Amanda is currently working in the IT Industry in California. She is a Dave Ramsey devotee, and is in the process of paying off $131,623 of debt. This includes student loans, a truck loan, and credit card balances. She began paying off her debt in December, 2014, along with her fiancée (now husband).
Amanda has been investing in herself through education; she recently finished up a master’s degree. I reached out to Amanda, and she had this to say about going back to school: “My primary motivation for going back to school was to gain more knowledge in the Cyber Security field and have more opportunities for career advancement. I started my master’s degree sooner than I wanted to so I could defer my student loans.”
Amanda’s investment in her education paid off. One year after she started her degree she was “…offered a position with [our] IT Security team. The move came with a pretty good bump in salary.” Amanda clarified that the salary bump was a 15% increase. She’s been working in Cyber Security for the past year, and is still working on her Master’s degree. Amanda is on track to become debt free later this year.
Invest in yourself: Switching fields can lead to bigger paychecks.
The last woman I profiled, Renita Williams, is another inspiration when it comes to women investing in themselves. I met Renita through Instagram. She recently self-published a book entitled ‘Pimpin’ Ain’t Easy but Budgeting Is.’ She is the mother of a daughter, and currently engaged to her partner.
Renita attended college but didn’t finish her degree. She lives in the Mechanicsville, Virginia area and has budgeting down to a science. She recently left her job in Corporate Mortgage Servicing in order to take the leap into self-employment as a realtor. She’s been a licensed realtor since January 5th, 2017.

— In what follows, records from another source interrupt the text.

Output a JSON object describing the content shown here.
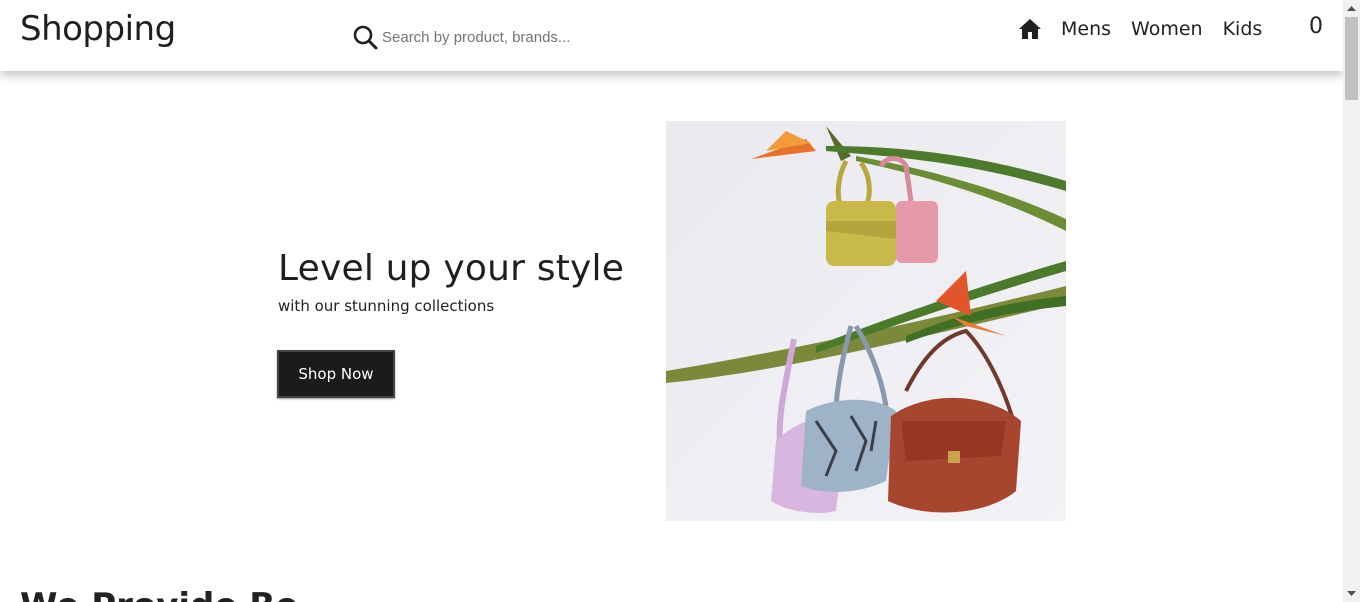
{
  "header": {
    "brand": "Shopping",
    "search": {
      "placeholder": "Search by product, brands..."
    },
    "icons": {
      "search": "search-icon",
      "home": "home-icon"
    },
    "nav": {
      "mens": "Mens",
      "women": "Women",
      "kids": "Kids"
    },
    "cart_count": "0"
  },
  "hero": {
    "title": "Level up your style",
    "subtitle": "with our stunning collections",
    "button_label": "Shop Now",
    "image": "handbags-hanging-on-branches"
  },
  "section": {
    "heading": "We Provide Be"
  },
  "colors": {
    "button_bg": "#1b1b1b",
    "text": "#222222",
    "image_bg": "#eeeef3"
  }
}
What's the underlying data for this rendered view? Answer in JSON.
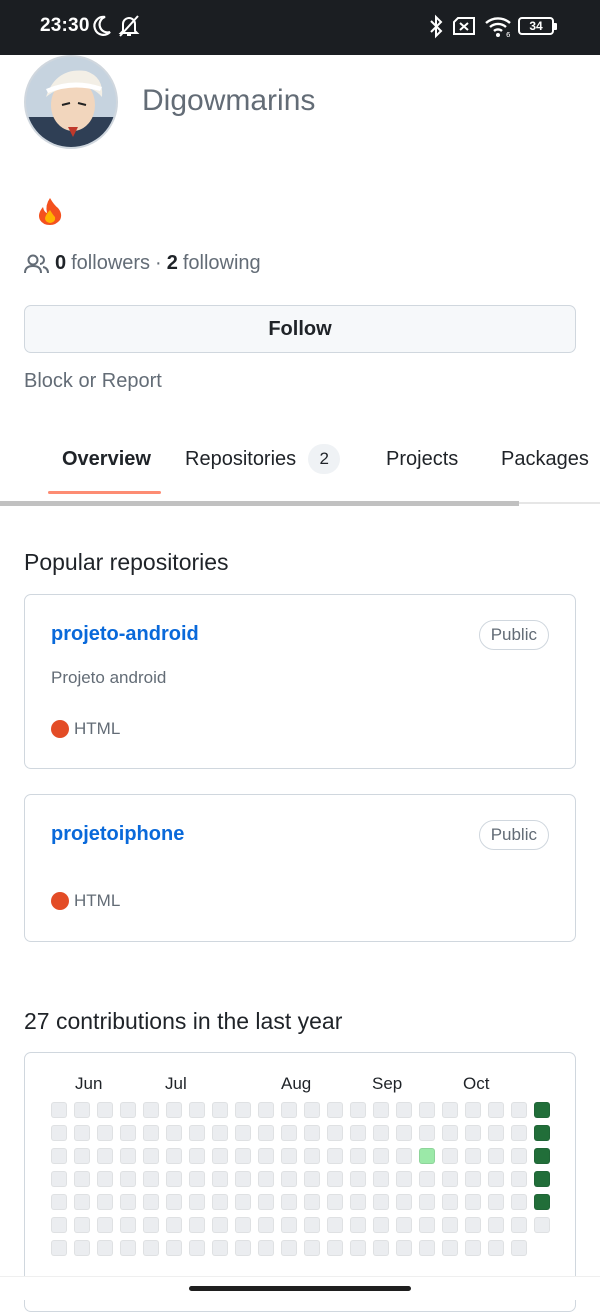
{
  "status_bar": {
    "time": "23:30",
    "icons": [
      "moon-icon",
      "bell-off-icon",
      "bluetooth-icon",
      "no-sim-icon",
      "wifi-icon",
      "battery-icon"
    ],
    "battery": "34"
  },
  "profile": {
    "username": "Digowmarins",
    "status_emoji": "fire-icon",
    "followers_count": "0",
    "followers_label": "followers",
    "separator": "·",
    "following_count": "2",
    "following_label": "following",
    "follow_button": "Follow",
    "block_report": "Block or Report"
  },
  "tabs": [
    {
      "label": "Overview",
      "active": true
    },
    {
      "label": "Repositories",
      "count": "2"
    },
    {
      "label": "Projects"
    },
    {
      "label": "Packages"
    }
  ],
  "popular": {
    "title": "Popular repositories",
    "repos": [
      {
        "name": "projeto-android",
        "visibility": "Public",
        "description": "Projeto android",
        "language": "HTML",
        "language_color": "#e34c26"
      },
      {
        "name": "projetoiphone",
        "visibility": "Public",
        "description": "",
        "language": "HTML",
        "language_color": "#e34c26"
      }
    ]
  },
  "contributions": {
    "title": "27 contributions in the last year",
    "months": [
      "Jun",
      "Jul",
      "Aug",
      "Sep",
      "Oct"
    ],
    "colors": {
      "empty": "#ebedf0",
      "level1": "#9be9a8",
      "level4": "#216e39"
    },
    "active_cells": [
      {
        "week": 16,
        "day": 2,
        "level": 1
      },
      {
        "week": 21,
        "day": 0,
        "level": 4
      },
      {
        "week": 21,
        "day": 1,
        "level": 4
      },
      {
        "week": 21,
        "day": 2,
        "level": 4
      },
      {
        "week": 21,
        "day": 3,
        "level": 4
      },
      {
        "week": 21,
        "day": 4,
        "level": 4
      }
    ]
  }
}
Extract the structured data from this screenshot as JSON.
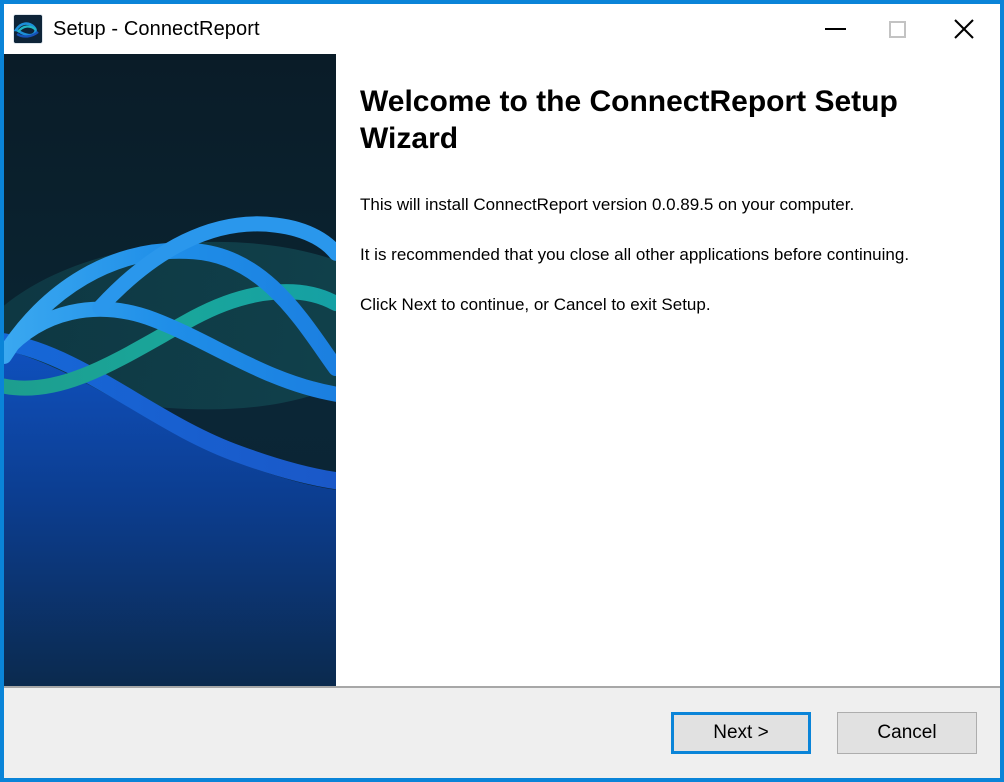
{
  "window": {
    "title": "Setup - ConnectReport",
    "icon": "connectreport-app-icon",
    "accent_color": "#0a84d8",
    "controls": {
      "minimize": "Minimize",
      "maximize": "Maximize",
      "close": "Close"
    }
  },
  "sidebar": {
    "graphic": "connectreport-wave-banner",
    "colors": {
      "background_top": "#0b1d2a",
      "background_bottom": "#0c2d52",
      "wave_blue": "#1e90e8",
      "wave_teal": "#1aa79a",
      "wave_deep_blue": "#0d47b0"
    }
  },
  "content": {
    "heading": "Welcome to the ConnectReport Setup Wizard",
    "paragraphs": [
      "This will install ConnectReport version 0.0.89.5 on your computer.",
      "It is recommended that you close all other applications before continuing.",
      "Click Next to continue, or Cancel to exit Setup."
    ],
    "product_name": "ConnectReport",
    "version": "0.0.89.5"
  },
  "footer": {
    "next_label": "Next >",
    "cancel_label": "Cancel"
  }
}
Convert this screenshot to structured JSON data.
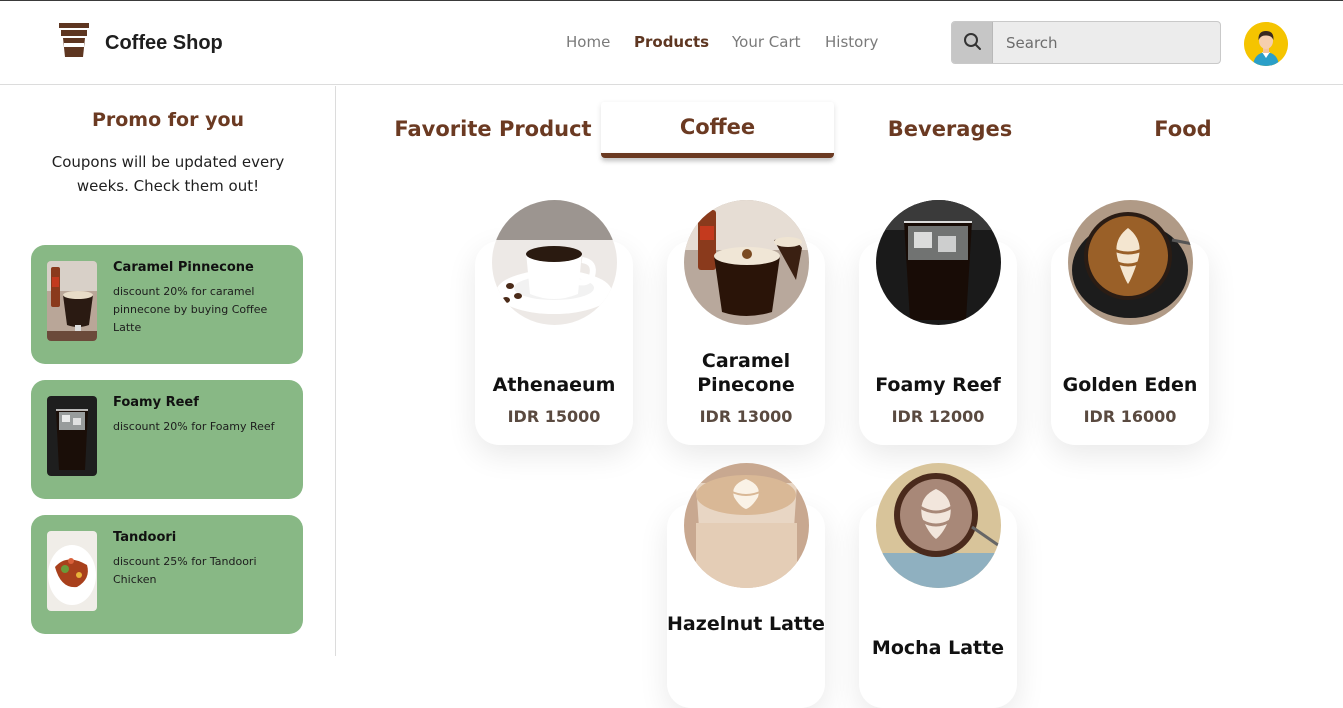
{
  "brand": {
    "name": "Coffee Shop",
    "logo_icon": "coffee-cup-icon"
  },
  "nav": [
    {
      "label": "Home",
      "active": false
    },
    {
      "label": "Products",
      "active": true
    },
    {
      "label": "Your Cart",
      "active": false
    },
    {
      "label": "History",
      "active": false
    }
  ],
  "search": {
    "placeholder": "Search",
    "value": "",
    "icon": "search-icon"
  },
  "user": {
    "avatar_icon": "user-avatar-icon"
  },
  "promo": {
    "title": "Promo for you",
    "subtitle": "Coupons will be updated every weeks. Check them out!",
    "coupons": [
      {
        "title": "Caramel Pinnecone",
        "description": "discount 20% for caramel pinnecone by buying Coffee Latte"
      },
      {
        "title": "Foamy Reef",
        "description": "discount 20% for Foamy Reef"
      },
      {
        "title": "Tandoori",
        "description": "discount 25% for Tandoori Chicken"
      }
    ]
  },
  "tabs": [
    {
      "label": "Favorite Product",
      "active": false
    },
    {
      "label": "Coffee",
      "active": true
    },
    {
      "label": "Beverages",
      "active": false
    },
    {
      "label": "Food",
      "active": false
    }
  ],
  "products": [
    {
      "name": "Athenaeum",
      "price": "IDR 15000"
    },
    {
      "name": "Caramel Pinecone",
      "price": "IDR 13000"
    },
    {
      "name": "Foamy Reef",
      "price": "IDR 12000"
    },
    {
      "name": "Golden Eden",
      "price": "IDR 16000"
    },
    {
      "name": "Hazelnut Latte",
      "price": ""
    },
    {
      "name": "Mocha Latte",
      "price": ""
    }
  ],
  "colors": {
    "accent": "#6b3a22",
    "coupon_bg": "#88b885",
    "avatar_bg": "#f5c400"
  }
}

She began her corporate real estate career as a temp, and when she became pregnant with her daughter, her boss agreed to hold her position for her until she returned. When Renita started out in her corporate job, she “[got] promoted quickly. When I saw opportunities to make things more efficient I pointed it out, asked if I could train others in the ways I wanted to do things and the right people took notice at the right time.”
She acknowledges that her success didn’t occur in a vacuum, and she credits having amazing mentors and leaders and that she “[owes] my success to them.” She is extremely self-motivated, and is currently consumer debt free. Renita passed both her National Real Estate Licensing Exam and her State Real Estate Licensing Exam on the first try. She’s a licensed Realtor in Virginia.
Although she has yet to sell her first house, she is well on her way. She is currently living off her savings (she was able to save 44% of her income while employed in her previous corporate position), and working her butt off learning all she can about real estate. She’s continuing to stay abreast of the real estate industry. She has completed a Contract Boot Camp course, an Ethics course, and a Virginia Agency law course. She’s also on track to complete a course on Industry trends in February, 2017.
Invest in yourself: Diversifying your income streams can help protect you against low seasons or low pay. You can invest in real estate or create passive income by creating a product (like a book) that sells over time.
The Bottom Line
All four of these women have had different paths to success, and some are currently defining what it looks like for them. Millennials are often labeled as lazy slackers. After interviewing these four young women, I have found that to be anything but the case. Here are four women who continually invest in themselves and their careers.
They are all working hard to invest in themselves in a variety of ways. While continued success is never guaranteed for anyone, these women are well on their way to becoming comfortable financially as well as successful in their careers.
My question is, how can you commit to investing in yourself, starting today, and how will it help you achieve your goals in the future?